The rain halted a mini streak for Kerr, who had made two straight birdies to get into a tie for the lead with Anderson. After her second birdie, Kerr, who opened her round on the back, teed off into the right rough on No. 7, then hit her approach into the sand. That's when the siren sounded and the players headed to the clubhouse.
Anderson will join Kerr in sleeping on the lead.
The second-team All-American from North Dakota State hit her approach on the par-5 ninth to tap-in range for her second birdie of the day. That put her at 2 under.
"The first-day leader," she said. "That's way more than I could have imagined."
She needs to hold onto the lead for six more holes to make it official.
Anderson opened her day with four pars. Her first birdie came on the 426-yard par-4 fifth hole and she finished her front side with the birdie on No. 9.
Anderson carded three pars on the back and was playing No. 13 when play was suspended.
Her average drive Thursday was 271 yards and she hit eight of nine fairways and nine of 12 greens in regulation and had 19 putts in her 12 holes.
After the USGA halted play Thursday for 2.5 hours, with the thunder still rumbling and the radar blinking red, officials called play. There were 75 players on the course and 66 who hadn't hit a shot.
That means nearly half the field, including defending champion Paula Creamer and Yani Tseng, trying to complete her career Grand Slam, could face 72 holes in three days.

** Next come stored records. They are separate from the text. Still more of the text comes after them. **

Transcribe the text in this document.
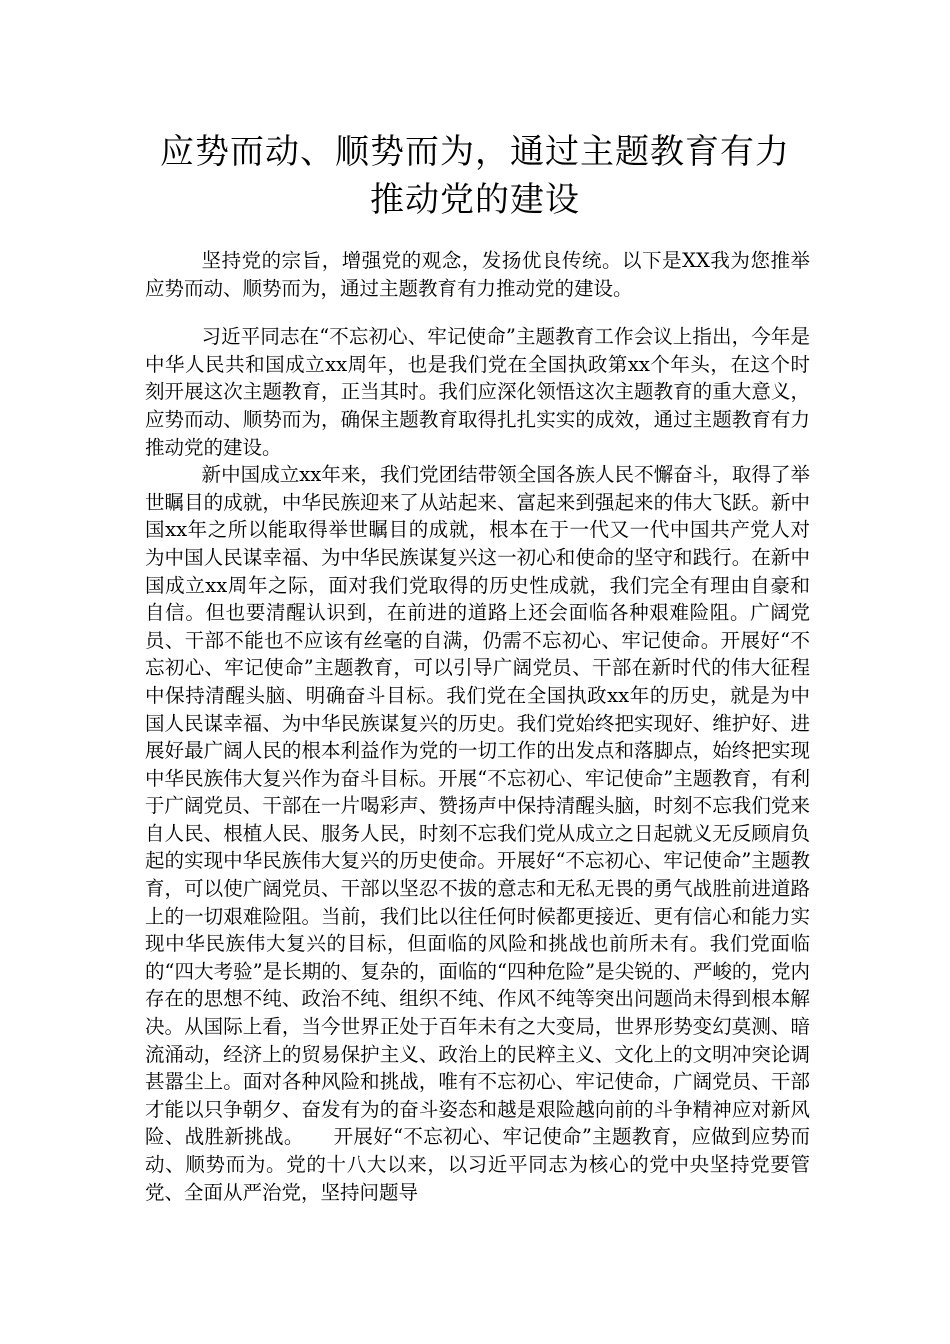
应势而动、顺势而为，通过主题教育有力
推动党的建设

坚持党的宗旨，增强党的观念，发扬优良传统。以下是XX我为您推举应势而动、顺势而为，通过主题教育有力推动党的建设。

习近平同志在“不忘初心、牢记使命”主题教育工作会议上指出，今年是中华人民共和国成立xx周年，也是我们党在全国执政第xx个年头，在这个时刻开展这次主题教育，正当其时。我们应深化领悟这次主题教育的重大意义，应势而动、顺势而为，确保主题教育取得扎扎实实的成效，通过主题教育有力推动党的建设。

新中国成立xx年来，我们党团结带领全国各族人民不懈奋斗，取得了举世瞩目的成就，中华民族迎来了从站起来、富起来到强起来的伟大飞跃。新中国xx年之所以能取得举世瞩目的成就，根本在于一代又一代中国共产党人对为中国人民谋幸福、为中华民族谋复兴这一初心和使命的坚守和践行。在新中国成立xx周年之际，面对我们党取得的历史性成就，我们完全有理由自豪和自信。但也要清醒认识到，在前进的道路上还会面临各种艰难险阻。广阔党员、干部不能也不应该有丝毫的自满，仍需不忘初心、牢记使命。开展好“不忘初心、牢记使命”主题教育，可以引导广阔党员、干部在新时代的伟大征程中保持清醒头脑、明确奋斗目标。我们党在全国执政xx年的历史，就是为中国人民谋幸福、为中华民族谋复兴的历史。我们党始终把实现好、维护好、进展好最广阔人民的根本利益作为党的一切工作的出发点和落脚点，始终把实现中华民族伟大复兴作为奋斗目标。开展“不忘初心、牢记使命”主题教育，有利于广阔党员、干部在一片喝彩声、赞扬声中保持清醒头脑，时刻不忘我们党来自人民、根植人民、服务人民，时刻不忘我们党从成立之日起就义无反顾肩负起的实现中华民族伟大复兴的历史使命。开展好“不忘初心、牢记使命”主题教育，可以使广阔党员、干部以坚忍不拔的意志和无私无畏的勇气战胜前进道路上的一切艰难险阻。当前，我们比以往任何时候都更接近、更有信心和能力实现中华民族伟大复兴的目标，但面临的风险和挑战也前所未有。我们党面临的“四大考验”是长期的、复杂的，面临的“四种危险”是尖锐的、严峻的，党内存在的思想不纯、政治不纯、组织不纯、作风不纯等突出问题尚未得到根本解决。从国际上看，当今世界正处于百年未有之大变局，世界形势变幻莫测、暗流涌动，经济上的贸易保护主义、政治上的民粹主义、文化上的文明冲突论调甚嚣尘上。面对各种风险和挑战，唯有不忘初心、牢记使命，广阔党员、干部才能以只争朝夕、奋发有为的奋斗姿态和越是艰险越向前的斗争精神应对新风险、战胜新挑战。　　开展好“不忘初心、牢记使命”主题教育，应做到应势而动、顺势而为。党的十八大以来，以习近平同志为核心的党中央坚持党要管党、全面从严治党，坚持问题导
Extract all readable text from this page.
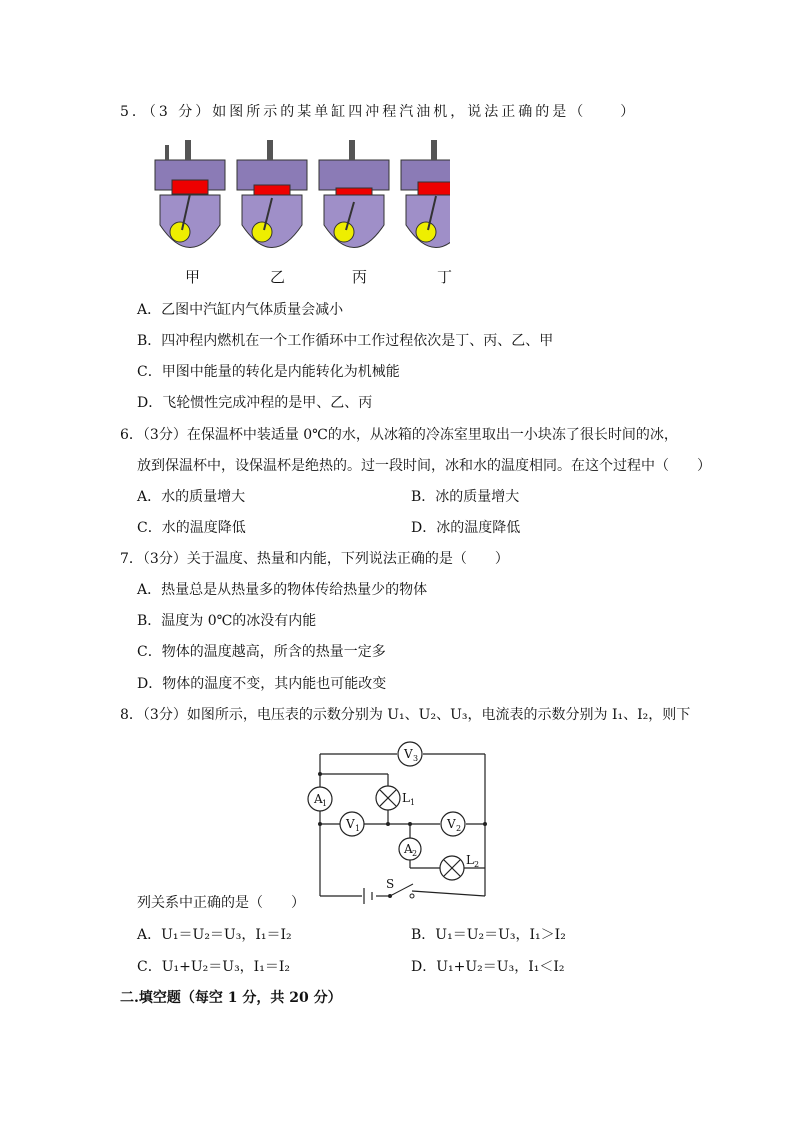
5．（3 分）如图所示的某单缸四冲程汽油机，说法正确的是（　　）
甲	乙	丙	丁
A．乙图中汽缸内气体质量会减小
B．四冲程内燃机在一个工作循环中工作过程依次是丁、丙、乙、甲
C．甲图中能量的转化是内能转化为机械能
D．飞轮惯性完成冲程的是甲、乙、丙
6．（3分）在保温杯中装适量 0℃的水，从冰箱的冷冻室里取出一小块冻了很长时间的冰，
放到保温杯中，设保温杯是绝热的。过一段时间，冰和水的温度相同。在这个过程中（　　）
A．水的质量增大	B．冰的质量增大
C．水的温度降低	D．冰的温度降低
7．（3分）关于温度、热量和内能，下列说法正确的是（　　）
A．热量总是从热量多的物体传给热量少的物体
B．温度为 0℃的冰没有内能
C．物体的温度越高，所含的热量一定多
D．物体的温度不变，其内能也可能改变
8．（3分）如图所示，电压表的示数分别为 U₁、U₂、U₃，电流表的示数分别为 I₁、I₂，则下
V 3
A 1
V 1	V 2
A 2
L 1
L 2
S
列关系中正确的是（　　）
A．U₁＝U₂＝U₃，I₁＝I₂	B．U₁＝U₂＝U₃，I₁＞I₂
C．U₁+U₂＝U₃，I₁＝I₂	D．U₁+U₂＝U₃，I₁＜I₂
二.填空题（每空 1 分，共 20 分）
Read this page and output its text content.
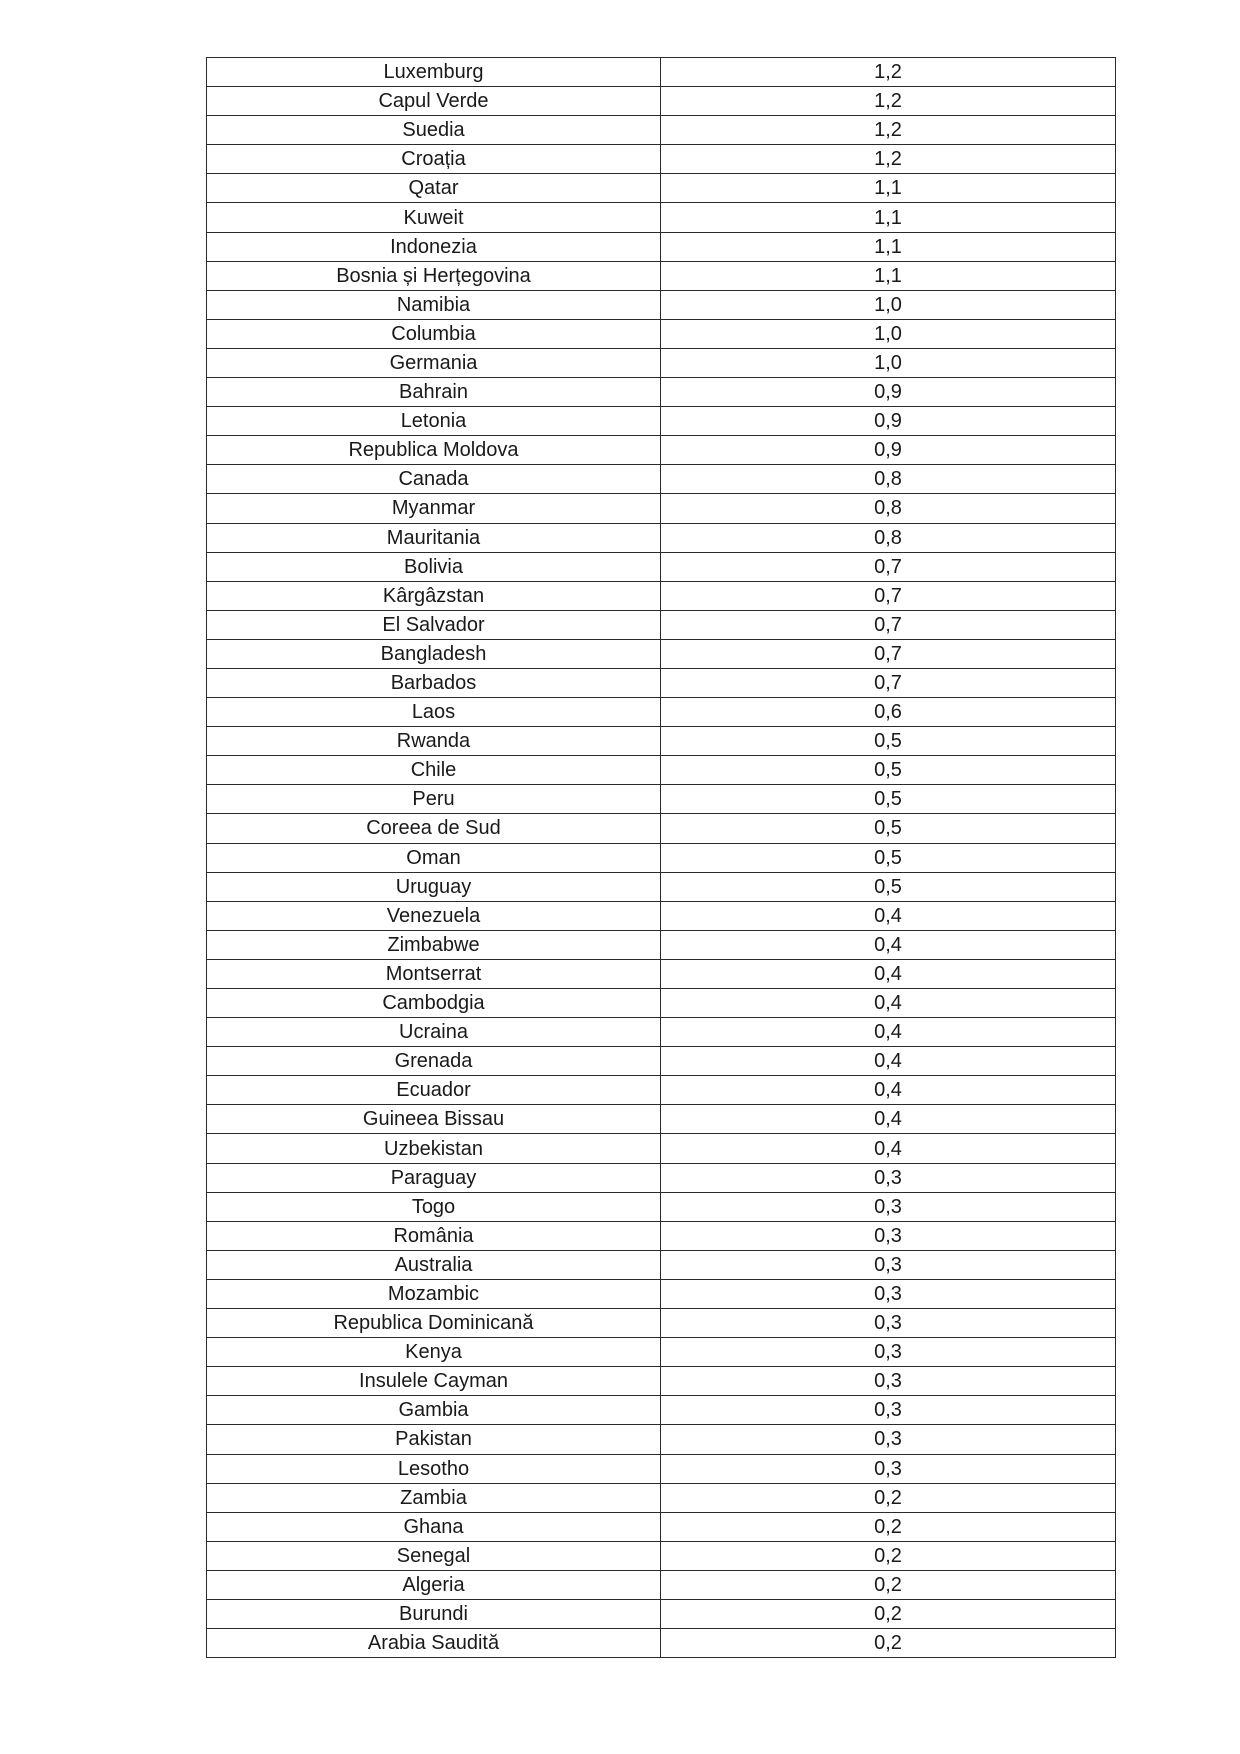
Luxemburg	1,2
Capul Verde	1,2
Suedia	1,2
Croația	1,2
Qatar	1,1
Kuweit	1,1
Indonezia	1,1
Bosnia și Herțegovina	1,1
Namibia	1,0
Columbia	1,0
Germania	1,0
Bahrain	0,9
Letonia	0,9
Republica Moldova	0,9
Canada	0,8
Myanmar	0,8
Mauritania	0,8
Bolivia	0,7
Kârgâzstan	0,7
El Salvador	0,7
Bangladesh	0,7
Barbados	0,7
Laos	0,6
Rwanda	0,5
Chile	0,5
Peru	0,5
Coreea de Sud	0,5
Oman	0,5
Uruguay	0,5
Venezuela	0,4
Zimbabwe	0,4
Montserrat	0,4
Cambodgia	0,4
Ucraina	0,4
Grenada	0,4
Ecuador	0,4
Guineea Bissau	0,4
Uzbekistan	0,4
Paraguay	0,3
Togo	0,3
România	0,3
Australia	0,3
Mozambic	0,3
Republica Dominicană	0,3
Kenya	0,3
Insulele Cayman	0,3
Gambia	0,3
Pakistan	0,3
Lesotho	0,3
Zambia	0,2
Ghana	0,2
Senegal	0,2
Algeria	0,2
Burundi	0,2
Arabia Saudită	0,2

The Broadmoor is the first U.S. Women's Open course to measure more than 7,000 yards -- quite a haul, even at 6,700 feet in altitude.
The best score posted among the 25 players who had finished belonged to Kristy McPherson, who shot 2-over 73. That was one shot ahead of Aree Song and seven-time major winner Juli Inkster.
Typical of the U.S. Open, rounds were averaging more than five hours. Some of the players were surprised the USGA didn't wait a little longer before calling play, but the threat of rain and lightning never really abated. They'll need perfect weather the rest of the week to close out this tournament on Sunday.